Thursday, 6 July 2017

My 6 Day adventure in Dorset and Belfast - Day 3 (morning) - Belfast - The Botanic Gardens; the City Hall - The 13th of June 2017


We set off fairly early in the morning heading towards the Botanic Gardens. The weather wasn't as good as in Dorset and at times I felt it might eventually rain, although I didn't intend to let this minor incident affect our trip. 
 
 
 
The Botanic Gardens are said to have opened in 1828 as a private park, which only allowed members of the public visits on Sundays till 1895, when it finally became public. The Palm House Conservatory which immediately caught our attention is believed to be one of the earliest examples of curvilinear cast iron glasshouses in the world.



We strolled around for quite a while and did enjoy the peacefulness, the morning freshness and above all the green, which is getting scarce in our motherland, as stretches of terrain are occupied by houses rather than gardens and open air spaces.

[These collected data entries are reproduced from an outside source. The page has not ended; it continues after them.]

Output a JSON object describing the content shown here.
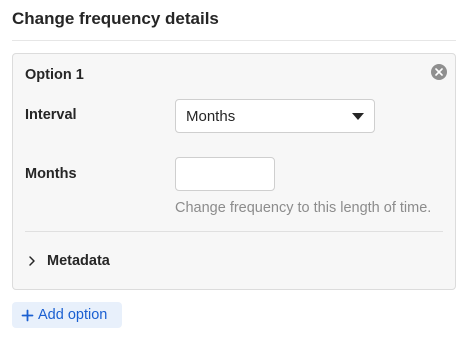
{
  "section": {
    "title": "Change frequency details"
  },
  "option": {
    "title": "Option 1",
    "interval": {
      "label": "Interval",
      "value": "Months"
    },
    "months": {
      "label": "Months",
      "value": "",
      "hint": "Change frequency to this length of time."
    },
    "metadata": {
      "label": "Metadata"
    }
  },
  "actions": {
    "add_option_label": "Add option"
  },
  "icons": {
    "remove": "close-circle-icon",
    "caret": "caret-down-icon",
    "chevron": "chevron-right-icon",
    "plus": "plus-icon"
  },
  "colors": {
    "accent": "#1a5fd1",
    "accent_bg": "#e8f0fb",
    "hint": "#8c8c8c"
  }
}
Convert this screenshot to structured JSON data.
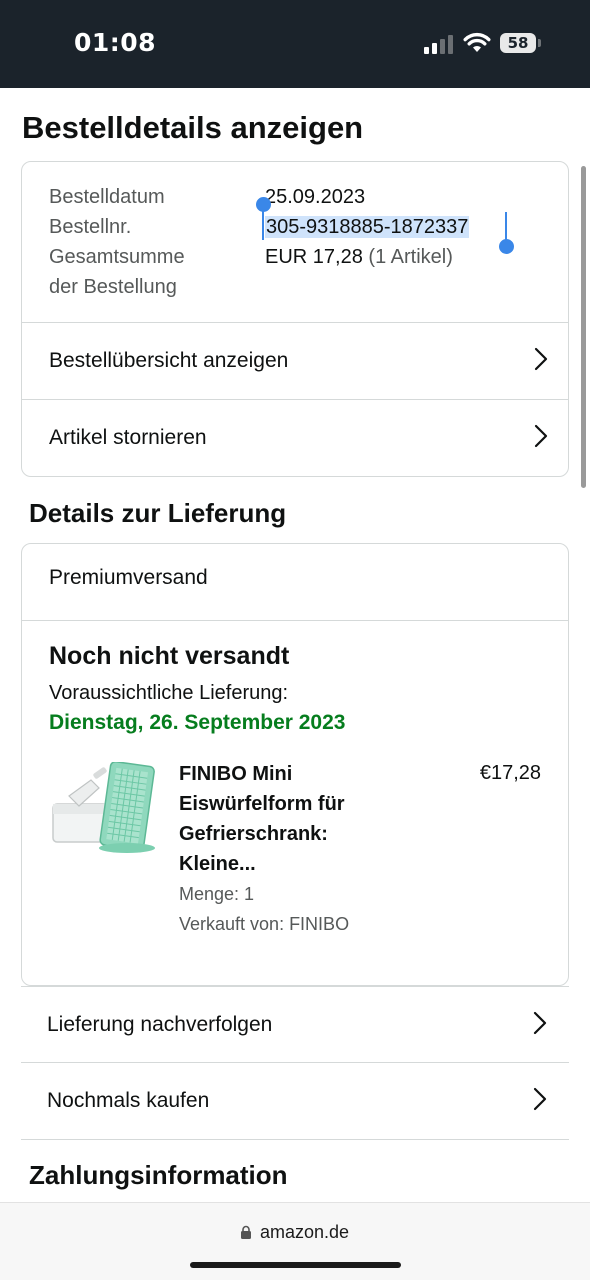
{
  "status_bar": {
    "time": "01:08",
    "battery": "58",
    "icons": [
      "signal-icon",
      "wifi-icon",
      "battery-icon"
    ]
  },
  "page_title": "Bestelldetails anzeigen",
  "order_summary": {
    "date_label": "Bestelldatum",
    "date_value": "25.09.2023",
    "number_label": "Bestellnr.",
    "number_value": "305-9318885-1872337",
    "total_label_line1": "Gesamtsumme",
    "total_label_line2": "der Bestellung",
    "total_value": "EUR 17,28",
    "total_items": "(1 Artikel)",
    "actions": [
      {
        "label": "Bestellübersicht anzeigen"
      },
      {
        "label": "Artikel stornieren"
      }
    ]
  },
  "delivery": {
    "heading": "Details zur Lieferung",
    "shipping_method": "Premiumversand",
    "status": "Noch nicht versandt",
    "expected_label": "Voraussichtliche Lieferung:",
    "expected_date": "Dienstag, 26. September 2023",
    "product": {
      "title_lines": [
        "FINIBO Mini",
        "Eiswürfelform für",
        "Gefrierschrank:",
        "Kleine..."
      ],
      "price": "€17,28",
      "quantity": "Menge: 1",
      "seller": "Verkauft von: FINIBO"
    },
    "actions": [
      {
        "label": "Lieferung nachverfolgen"
      },
      {
        "label": "Nochmals kaufen"
      }
    ]
  },
  "payment": {
    "heading": "Zahlungsinformation"
  },
  "browser": {
    "url": "amazon.de"
  },
  "colors": {
    "status_bar_bg": "#1b232b",
    "delivery_date_green": "#067d1e",
    "selection_blue": "#3a87e8",
    "border": "#d5d9d9"
  }
}
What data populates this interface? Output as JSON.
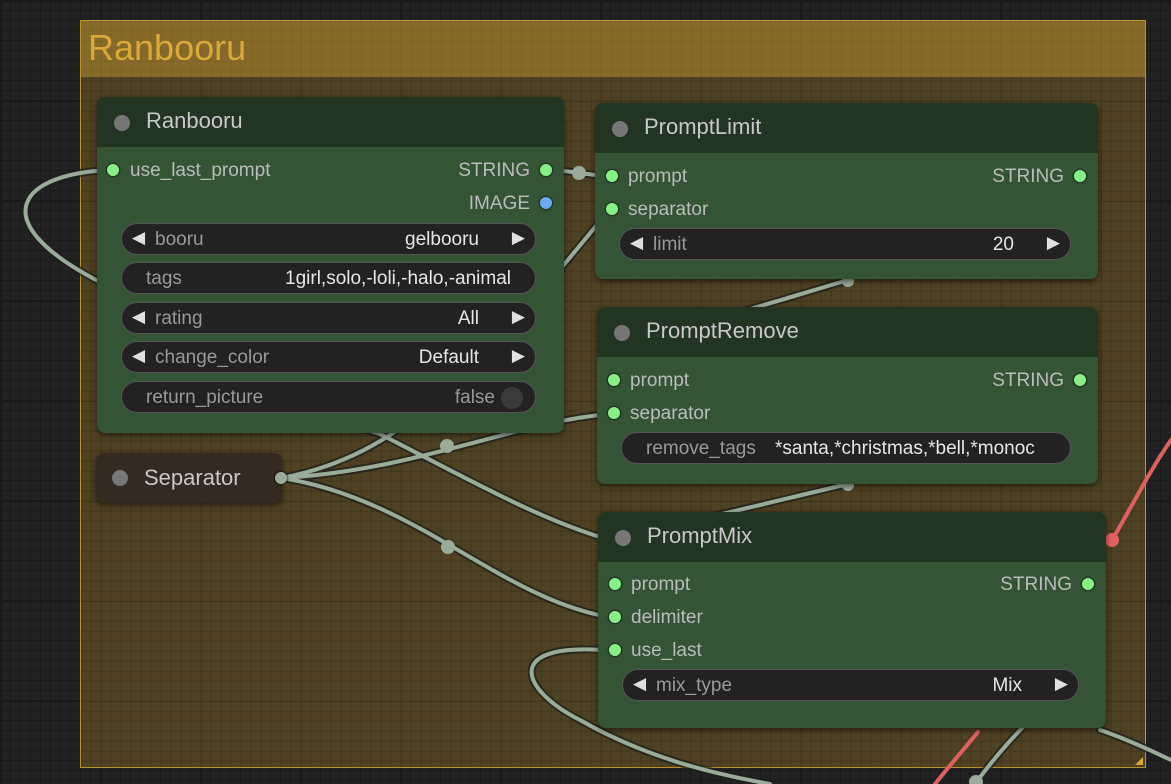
{
  "group": {
    "title": "Ranbooru",
    "color": "#d9a93a"
  },
  "nodes": {
    "ranbooru": {
      "title": "Ranbooru",
      "inputs": [
        {
          "name": "use_last_prompt"
        }
      ],
      "outputs": [
        {
          "name": "STRING"
        },
        {
          "name": "IMAGE"
        }
      ],
      "widgets": {
        "booru": {
          "name": "booru",
          "value": "gelbooru"
        },
        "tags": {
          "name": "tags",
          "value": "1girl,solo,-loli,-halo,-animal"
        },
        "rating": {
          "name": "rating",
          "value": "All"
        },
        "change_color": {
          "name": "change_color",
          "value": "Default"
        },
        "return_picture": {
          "name": "return_picture",
          "value": "false"
        }
      }
    },
    "separator": {
      "title": "Separator"
    },
    "prompt_limit": {
      "title": "PromptLimit",
      "inputs": [
        {
          "name": "prompt"
        },
        {
          "name": "separator"
        }
      ],
      "outputs": [
        {
          "name": "STRING"
        }
      ],
      "widgets": {
        "limit": {
          "name": "limit",
          "value": "20"
        }
      }
    },
    "prompt_remove": {
      "title": "PromptRemove",
      "inputs": [
        {
          "name": "prompt"
        },
        {
          "name": "separator"
        }
      ],
      "outputs": [
        {
          "name": "STRING"
        }
      ],
      "widgets": {
        "remove_tags": {
          "name": "remove_tags",
          "value": "*santa,*christmas,*bell,*monoc"
        }
      }
    },
    "prompt_mix": {
      "title": "PromptMix",
      "inputs": [
        {
          "name": "prompt"
        },
        {
          "name": "delimiter"
        },
        {
          "name": "use_last"
        }
      ],
      "outputs": [
        {
          "name": "STRING"
        }
      ],
      "widgets": {
        "mix_type": {
          "name": "mix_type",
          "value": "Mix"
        }
      }
    }
  },
  "colors": {
    "node_body": "#355435",
    "node_title": "#223422",
    "link": "#9aab9a",
    "string_slot": "#88ee88",
    "image_slot": "#6aaaf0",
    "red_link": "#e06060"
  },
  "icons": {
    "arrow_left": "◀",
    "arrow_right": "▶"
  }
}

We headed towards the Lyric Theatre to collect some Theatre tickets for the evening and in doing so, walked around a part of the city along the river Lagan we wouldn't have seen had we gone straight to the city centre.
 
 
 
We came across some rather interesting graffitis as we got closer to the heart of the city, where we intended to visit the City Hall.













St. Bartholomew's Church
























In Portland stone, the Belfast City Hall is in Baroque revival style and does stand out no matter where you look at it from.
 
 
 
The interior's dome was eye catching and so were the great hall and the various reception rooms. We didn't wait for the public guided tour and ventured onto  the visitor's exhibition ground floor  instead. It covers the diversity of Belfast across a variety of themes stretching over 16 rooms, which we found to be very well organised, providing the visitors with fairly detailed information.
 
 
 
The stained glass windows marking historic events, which were spread along the building and which we admired for quite a while, are said to be all original to the building since 1906.


















































The famine window (right) commemorating the plight of all those citizens of Belfast who died as a result of typhus and cholera in the years 1846, 1847 and 1848 and who were laid to rest in mass common graves.



 


















As we walked out I looked back and didn't resist taking a couple more photos.




















(To be continued)







 

Tuesday, 4 July 2017

My 6 day adventure in Dorset and Belfast - Day 2 - Wareham outskirts; on the way to Belfast; Belfast bed accommodation - The 12th of June 2017


Mia and I spent part of the morning going into second hand shops till we joined Liam in taking around two dogs he looks after on a regular basis. The place he took them out to was just in the outskirts of Wareham and quite a nice area.  


































We later caught a train to Southampton, so as to fly to Belfast, as part of a three day sojourn Mia had decided to surprise me with. Fearing we wouldn't find too many places open once we reached Belfast we had a succulent, greesy and yet tasty hamburger at the airport.












The bed and breakfast place Mia had rented was in the Queen University's area, so we took a taxi, once we reached Belfast airport later than we had initially expected. The room was equipped with a kitchenet though we had no intention of making our own meals. We were feeling tired so soon after having arrived we decided not even to exlore the neighbourhood, as far as restaurants and cafés were concerned and went to bed instead. We'd be doing it the following day.